While Herold and CDI may not be insisting on payment in full, the case has attracted other creditors who soon may sue ST on their own behalf. One of these is financier Jozef Majský, whose Sipox Holding firm in 1996 bought about 112 billion crowns worth of Matušík's ST debt: "The part we bought has nothing to do with these promissory notes," said Majský. "We will go through the courts to recover this debt. We have a chance to get it back, but we must start our court fight at the right moment. Now is not the right time, but the right time will come before the end of this year certainly."

Will Majský, Matušík or CDI eventually be successful? According to the former ST source, the amounts involved are so highthey might as well try.

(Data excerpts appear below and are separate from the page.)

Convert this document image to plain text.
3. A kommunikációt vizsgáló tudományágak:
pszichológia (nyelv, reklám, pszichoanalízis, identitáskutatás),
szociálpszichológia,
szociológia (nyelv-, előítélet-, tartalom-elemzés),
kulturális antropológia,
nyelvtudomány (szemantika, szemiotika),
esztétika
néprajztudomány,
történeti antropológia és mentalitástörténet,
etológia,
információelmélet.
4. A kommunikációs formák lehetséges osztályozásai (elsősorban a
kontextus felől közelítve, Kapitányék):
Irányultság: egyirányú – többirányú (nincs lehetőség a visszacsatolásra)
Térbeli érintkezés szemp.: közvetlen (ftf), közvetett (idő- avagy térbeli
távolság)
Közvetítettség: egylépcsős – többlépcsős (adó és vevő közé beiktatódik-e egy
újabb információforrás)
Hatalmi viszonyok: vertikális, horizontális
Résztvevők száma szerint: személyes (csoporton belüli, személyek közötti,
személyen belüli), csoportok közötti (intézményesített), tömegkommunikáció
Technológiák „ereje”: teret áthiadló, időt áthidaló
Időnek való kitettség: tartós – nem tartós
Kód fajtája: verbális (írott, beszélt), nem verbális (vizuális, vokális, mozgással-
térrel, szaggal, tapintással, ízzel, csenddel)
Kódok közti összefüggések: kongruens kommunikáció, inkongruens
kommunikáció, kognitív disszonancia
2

For backers of ST, such as former Minister Palacka, there is no legal reason for the courts to rule in favour of applicants such as CDI. "This Mr. Eke, or whatever his name is, who supposedly replaced the ST director, was never ST's formal director, and therefore could not have signed anything in ST's name," Palacka said. "Now, CDI has pulled out some promissory notes which were signed by Eke as ST director. But we have several court decisions declaring the whole thing invalid, and I think it's pointless to take up the matter."

But given the conflicting rulings which have so far been produced in ST's court cases, Palacka agreed that it would be imprudent to dismiss the suits out of hand. "It's true that in Slovakia we get court decisions which are incomprehensible, unfounded and which make you wonder why courts deliver such verdicts," he said. "This danger can't be ruled out in future."

ST representatives were unable to comment as The Slovak Spectator went to press April 11.